Possibly in an attempt to keep their identities under wraps, neither publicly note their affiliation with Wintego on their respective LinkedInLNKD -0.74% profiles. Instead, Luria lists no company at all, whilst Kaufman is the founder and CEO of NK Business Ventures (NK-BV), a company that has no public website and for which there’s little-to-zero public information. FORBES believes NK-BV is the parent of Wintego or is a sales arm for the company and others in industrial surveillance complex.
In a brief conversation with FORBES, Kaufman could not confirm that, not could he say whether the CatchApp tool still worked against the most current version of WhatsApp. He declined to offer any specific information about the provider. “Any specific details about products is in contrary to the sensitivity of the products due to the customers that are using them,” Kaufman added.
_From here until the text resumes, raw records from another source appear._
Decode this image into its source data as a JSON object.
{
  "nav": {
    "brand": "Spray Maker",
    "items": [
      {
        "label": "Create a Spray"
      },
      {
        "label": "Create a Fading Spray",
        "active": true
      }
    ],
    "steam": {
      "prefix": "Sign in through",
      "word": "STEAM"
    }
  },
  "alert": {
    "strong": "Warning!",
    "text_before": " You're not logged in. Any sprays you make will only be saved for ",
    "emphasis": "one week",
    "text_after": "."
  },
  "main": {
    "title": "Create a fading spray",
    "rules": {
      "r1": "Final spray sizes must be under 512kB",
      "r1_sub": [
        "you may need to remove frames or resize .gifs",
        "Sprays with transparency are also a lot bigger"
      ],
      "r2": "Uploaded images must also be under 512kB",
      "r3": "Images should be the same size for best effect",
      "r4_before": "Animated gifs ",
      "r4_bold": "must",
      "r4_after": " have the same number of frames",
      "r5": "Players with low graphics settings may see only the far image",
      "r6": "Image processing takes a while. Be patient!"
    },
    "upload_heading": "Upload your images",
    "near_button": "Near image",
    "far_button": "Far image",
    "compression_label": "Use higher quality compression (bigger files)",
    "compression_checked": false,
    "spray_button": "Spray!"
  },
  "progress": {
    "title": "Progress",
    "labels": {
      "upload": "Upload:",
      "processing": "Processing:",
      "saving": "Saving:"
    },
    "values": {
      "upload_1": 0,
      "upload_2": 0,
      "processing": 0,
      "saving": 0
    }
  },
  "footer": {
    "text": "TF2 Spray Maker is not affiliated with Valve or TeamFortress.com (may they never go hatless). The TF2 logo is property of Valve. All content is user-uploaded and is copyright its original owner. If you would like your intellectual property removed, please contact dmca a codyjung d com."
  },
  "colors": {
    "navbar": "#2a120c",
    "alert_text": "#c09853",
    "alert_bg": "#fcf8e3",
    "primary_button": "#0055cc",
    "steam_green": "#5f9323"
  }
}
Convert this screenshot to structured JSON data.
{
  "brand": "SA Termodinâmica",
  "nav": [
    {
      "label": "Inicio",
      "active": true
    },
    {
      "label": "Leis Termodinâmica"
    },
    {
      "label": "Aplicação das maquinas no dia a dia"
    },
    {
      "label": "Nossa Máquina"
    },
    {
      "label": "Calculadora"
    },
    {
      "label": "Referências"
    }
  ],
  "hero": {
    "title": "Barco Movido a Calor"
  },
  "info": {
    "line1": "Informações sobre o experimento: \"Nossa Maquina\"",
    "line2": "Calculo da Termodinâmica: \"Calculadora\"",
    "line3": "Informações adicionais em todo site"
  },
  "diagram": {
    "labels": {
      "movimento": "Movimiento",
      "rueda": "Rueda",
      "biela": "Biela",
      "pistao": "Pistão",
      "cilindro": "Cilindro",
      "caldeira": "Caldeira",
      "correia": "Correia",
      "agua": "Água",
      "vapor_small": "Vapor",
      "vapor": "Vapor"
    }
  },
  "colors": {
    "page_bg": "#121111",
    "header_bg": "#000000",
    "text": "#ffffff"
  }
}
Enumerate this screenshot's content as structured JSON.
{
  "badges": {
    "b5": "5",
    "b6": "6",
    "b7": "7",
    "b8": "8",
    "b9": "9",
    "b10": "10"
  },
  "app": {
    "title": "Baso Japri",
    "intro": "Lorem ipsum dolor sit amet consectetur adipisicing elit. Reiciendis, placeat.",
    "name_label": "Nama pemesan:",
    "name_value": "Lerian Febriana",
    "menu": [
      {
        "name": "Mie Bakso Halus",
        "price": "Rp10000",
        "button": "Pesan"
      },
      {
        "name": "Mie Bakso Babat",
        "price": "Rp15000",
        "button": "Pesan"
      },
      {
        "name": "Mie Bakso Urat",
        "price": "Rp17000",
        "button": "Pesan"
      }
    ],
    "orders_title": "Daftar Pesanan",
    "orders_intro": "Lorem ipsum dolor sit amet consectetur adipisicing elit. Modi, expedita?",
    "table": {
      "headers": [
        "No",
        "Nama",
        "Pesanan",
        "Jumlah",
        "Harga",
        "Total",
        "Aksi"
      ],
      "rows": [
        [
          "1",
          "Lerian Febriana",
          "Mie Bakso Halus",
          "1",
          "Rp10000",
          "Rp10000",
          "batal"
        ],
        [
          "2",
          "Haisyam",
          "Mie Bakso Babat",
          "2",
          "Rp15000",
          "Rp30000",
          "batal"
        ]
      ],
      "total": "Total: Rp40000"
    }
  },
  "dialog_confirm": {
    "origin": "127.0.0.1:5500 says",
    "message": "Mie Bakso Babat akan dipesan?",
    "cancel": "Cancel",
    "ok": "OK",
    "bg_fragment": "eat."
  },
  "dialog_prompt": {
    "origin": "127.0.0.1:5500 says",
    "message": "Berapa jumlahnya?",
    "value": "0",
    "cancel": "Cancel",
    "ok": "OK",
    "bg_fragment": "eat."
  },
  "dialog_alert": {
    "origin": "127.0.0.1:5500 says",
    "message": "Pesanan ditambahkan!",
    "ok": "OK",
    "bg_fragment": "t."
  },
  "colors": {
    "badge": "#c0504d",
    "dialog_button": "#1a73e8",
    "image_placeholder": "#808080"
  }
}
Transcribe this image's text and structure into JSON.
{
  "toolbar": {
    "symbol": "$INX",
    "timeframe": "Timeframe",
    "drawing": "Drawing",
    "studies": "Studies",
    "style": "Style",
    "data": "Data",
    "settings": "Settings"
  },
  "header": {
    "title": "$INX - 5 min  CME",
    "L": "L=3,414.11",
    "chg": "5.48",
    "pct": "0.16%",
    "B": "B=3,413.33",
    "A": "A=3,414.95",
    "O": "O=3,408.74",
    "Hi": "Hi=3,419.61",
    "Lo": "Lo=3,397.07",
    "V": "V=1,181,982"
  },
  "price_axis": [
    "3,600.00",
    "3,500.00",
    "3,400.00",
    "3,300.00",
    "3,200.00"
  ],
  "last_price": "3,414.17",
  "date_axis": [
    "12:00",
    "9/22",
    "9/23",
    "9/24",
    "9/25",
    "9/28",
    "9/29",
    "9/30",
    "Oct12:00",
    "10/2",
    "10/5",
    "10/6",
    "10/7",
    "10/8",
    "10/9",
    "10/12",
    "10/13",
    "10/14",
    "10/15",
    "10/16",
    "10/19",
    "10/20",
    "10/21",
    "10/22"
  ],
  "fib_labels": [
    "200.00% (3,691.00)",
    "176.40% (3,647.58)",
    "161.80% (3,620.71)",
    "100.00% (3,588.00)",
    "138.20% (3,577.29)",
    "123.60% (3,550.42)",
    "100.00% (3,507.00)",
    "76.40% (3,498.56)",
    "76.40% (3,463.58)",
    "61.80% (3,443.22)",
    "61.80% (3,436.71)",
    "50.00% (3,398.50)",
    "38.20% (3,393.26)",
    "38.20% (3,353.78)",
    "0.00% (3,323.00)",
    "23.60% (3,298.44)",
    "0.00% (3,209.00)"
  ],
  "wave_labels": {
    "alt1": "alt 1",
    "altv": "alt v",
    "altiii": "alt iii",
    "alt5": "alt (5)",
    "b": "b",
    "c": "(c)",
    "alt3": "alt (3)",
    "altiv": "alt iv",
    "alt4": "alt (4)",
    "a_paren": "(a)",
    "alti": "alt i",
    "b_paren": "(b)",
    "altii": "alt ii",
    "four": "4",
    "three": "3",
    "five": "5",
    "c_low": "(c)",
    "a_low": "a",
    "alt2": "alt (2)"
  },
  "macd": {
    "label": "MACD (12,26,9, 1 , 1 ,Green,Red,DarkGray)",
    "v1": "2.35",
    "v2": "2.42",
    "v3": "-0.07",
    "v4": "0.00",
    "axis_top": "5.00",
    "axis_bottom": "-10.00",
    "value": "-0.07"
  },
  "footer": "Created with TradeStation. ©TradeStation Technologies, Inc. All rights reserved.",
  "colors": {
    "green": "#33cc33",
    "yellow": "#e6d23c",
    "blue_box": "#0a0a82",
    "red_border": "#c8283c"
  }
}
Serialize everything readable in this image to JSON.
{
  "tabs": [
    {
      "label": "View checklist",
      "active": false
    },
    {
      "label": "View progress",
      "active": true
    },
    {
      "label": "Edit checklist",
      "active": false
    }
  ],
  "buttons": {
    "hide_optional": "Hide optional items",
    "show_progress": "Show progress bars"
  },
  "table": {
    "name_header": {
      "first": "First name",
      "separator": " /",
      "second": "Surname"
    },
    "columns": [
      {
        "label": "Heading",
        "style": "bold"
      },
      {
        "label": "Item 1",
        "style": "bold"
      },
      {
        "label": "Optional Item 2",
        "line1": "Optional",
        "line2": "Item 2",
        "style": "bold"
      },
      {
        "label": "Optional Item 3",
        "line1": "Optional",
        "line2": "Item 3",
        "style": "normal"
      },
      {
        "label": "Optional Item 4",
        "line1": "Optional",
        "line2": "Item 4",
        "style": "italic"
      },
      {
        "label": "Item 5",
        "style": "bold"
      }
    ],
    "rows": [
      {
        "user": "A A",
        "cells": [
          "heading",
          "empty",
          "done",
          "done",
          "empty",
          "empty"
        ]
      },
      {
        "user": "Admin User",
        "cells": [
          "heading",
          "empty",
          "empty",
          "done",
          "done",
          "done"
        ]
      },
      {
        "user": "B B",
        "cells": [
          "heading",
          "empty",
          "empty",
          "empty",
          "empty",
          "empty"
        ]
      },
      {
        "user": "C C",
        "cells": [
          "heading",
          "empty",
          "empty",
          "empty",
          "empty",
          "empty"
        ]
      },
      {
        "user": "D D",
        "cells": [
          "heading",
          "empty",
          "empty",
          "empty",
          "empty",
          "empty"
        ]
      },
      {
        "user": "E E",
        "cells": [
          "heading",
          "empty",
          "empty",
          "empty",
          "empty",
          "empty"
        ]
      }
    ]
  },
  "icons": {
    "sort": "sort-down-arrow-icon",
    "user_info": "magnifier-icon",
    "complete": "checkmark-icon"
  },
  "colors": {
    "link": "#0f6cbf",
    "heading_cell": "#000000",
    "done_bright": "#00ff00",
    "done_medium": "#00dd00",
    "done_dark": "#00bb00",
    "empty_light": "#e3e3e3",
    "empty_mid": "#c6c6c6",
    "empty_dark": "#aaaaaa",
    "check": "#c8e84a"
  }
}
“I’m not interested in giving any specific details. I would jeopardise the sensitive issues of our customers who are using products like this. Naturally they’re customers that are governmental customers… referring to specific details of the product is not something that would be appropriate to put in an article like this.”
The most revealing information about NK Business Ventures can be found in the Wikileaks-hosted files leaked from spyware provider Hacking Team. Luria, in discussions about forming a partnership between NK-BV and Hacking Team, noted: “The company represents several key customers and integrators in different countries, providing security and intelligence solutions from both the Israeli market and the international market.”
In the thread, dated October 2012, Luria reveals the company represents Taiwan, though doesn’t disclose the name of the body he worked with. By the end of that conversation, a deal with Hacking Team – a company criticised for selling invasive tools to country’s with weak human rights records – is all but confirmed. “In his words the opportunity seems very concrete and if we want to try to visit the client on Wednesday 31 October straight after Macao we need to send him asap the Dealer Agreement,” wrote Hacking Team’s Singapore representative Daniel Maglietta. There was, however, no further open email communication between the two parties.
Wintego is, then, another member of the highly-secretive surveillance industry and another of Israel’s elite professional spy industry. It has a number of equally-reticent competitors in the Wi-Fi intercept game, including two firms FORBES encountered at the Milipol event in Paris last November: Israel’s Rayzone and China’s Long Hope. Ability Inc., a provider of network exploitation capabilities that promises to spy on any device with just a telephone number for $20 million, ranked Wintego as one of its competitors too.
As with Hacking Team, human rights experts are worried about who is watching over exports of such powerful technology and if it’s being used responsibly. “Wintego continue to position themselves as a global threat to individuals privacy, creating technology like CatchApp to attack WhatsApp, a messaging app that is used by diplomats, journalists and the general public alike,” said Christopher Weatherhead, technologist at Privacy International.
“Although it appears unclear from the documents the efficacy of this technology, it is useful to understand possible weaknesses in the software and how it can betray us. Which could allow a slew of nefarious characters such as hackers and malware companies to gain access to people’s communications.”